La cerise, la matière première, que la ville de Fundão utilise à fond pour promouvoir une région où il fait bon vivre, l’air y est pur, la spéculation immobilière y est contenue. Pour y arriver on vend la cerise de Fundão à Lisboa dans des petits kiosques ambulants, on la distribue sur la classe affaires de la compagnie aérienne TAP, dans des éventements sportifs, on va jusqu’à la promouvoir dans des foires de la région parisienne.

La sainte cerise donne lieu à des pèlerinages: celui de fleurs au printemps, celui des fruits en été, en automne celui de la liqueur, en hiver et en toutes saisons, les gâteaux, le «Bolo de nata» à base de cerise, l’accompagnement de bons plats. Quand vous dégustez un Moncherie, vous consommez de la cerise de Fundão.

Parler de la cerise de Fundão-Alcongosta, c’est parler de la fête, des fêtes en rapport avec le bon manger: la fête de la «sopa, do cogumelo, do maranho, do bolhão, da cherovia, da castanha, do enchido, do queijo…». C’est également cela, une forme de lutte… le Portugal qui résiste… à chaque région sa méthode.

La cerise, l’or rouge de Fundão-Alcongosta, un catalyseur d’énergies, l’emblème d’une région… des raisons d’y croire: les pêches des abords du fleuve Zêzere à Covilhã, les milliers d’hectares qui vont être plantés à Idanha-à-Nova d’amandiers avec la construction de trois usines pour les traiter commercialement…

Le Portugal est un pays avec des traditions catholiques.

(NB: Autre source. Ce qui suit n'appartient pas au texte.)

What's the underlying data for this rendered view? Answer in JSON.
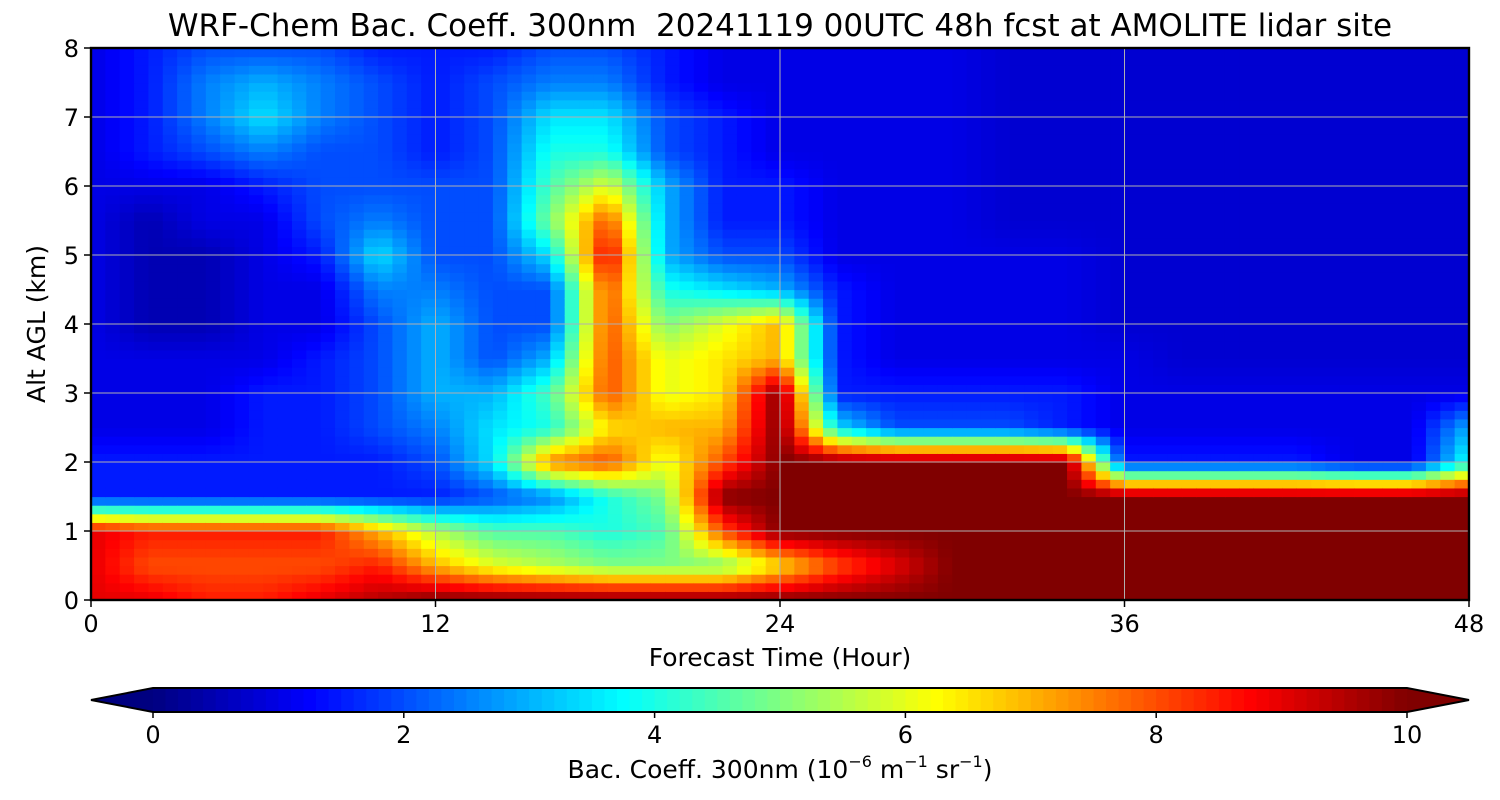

Pus qu’ailleurs, le Portugal de l’intérieur célèbre le Carême, se prépare pour Pâques. On y organise actuellement des cérémonies qui remontent dans la nuit des temps… on récrée.

La fréquentation des églises est en déclin, toutefois, comme forme d’expression, chaque ville organise sa procession, ses processions… on est là entre la foi, le folklore et le tourisme religieux… à l’image de la «Procissão dos Terceiros», de ce troisième dimanche de Carême, organisée à Teixoso, après 80 ans d’interruption avec la présence de 200 figurants et 14 statuts religieuses.

L’intérieur du Portugal s’expose, essaye de se faire connaître. C’est ainsi que dans la récente Foire de tourisme de Lisboa: la ville de Covilhã a mis en évidence sa traditionnelle industrie de la laine, Penamacor le plus grand «madeiro» de Noël et les terres du lynx, Manteigas sa nature, ses paysages et l’aventure, Castelo Branco, la tradition de la broderie, son patrimoine et son histoire, Guarda la foire ibérique de tourisme, Belmonte les terres du découvreur du Brésil, Pedro Álvares Cabral…

Notre confère «Jornal do Fundão» défend avec «corpo e alma» cette région, depuis sa première édition, depuis les années 1950, sous la houlette d’António Paulouro… le combat est de plus en plus d’actualité… un combat qui ne sera jamais terminé. Il défend la «Beira Interior» par l’écriture et par des actes… Son pastorat? Entre autres, en organisant des rendez-vous, des rencontres pour parler de ce Portugal, de son Portugal. Ce 30 mars, dans les «Quintas do Anascer», qu’on pourrait plus ou moins traduire par «dans les fermes du renaître», un lieu oublié du Canton de Penamacor, le journal de toute une région a convié intellectuels et populations dans l’église du village pour débattre sur le thème: «Interioridades».

En forme de conclusion: faudrait-il attendre l’élection européenne de 2024 pour voir le nombre d’électeurs progresser dans le «Portugal do Interior»? Ce n’est pas encore gagné…

Est-ce être narcissique de dire: qui mieux que nous peut parler de nous, si ce n’est nous?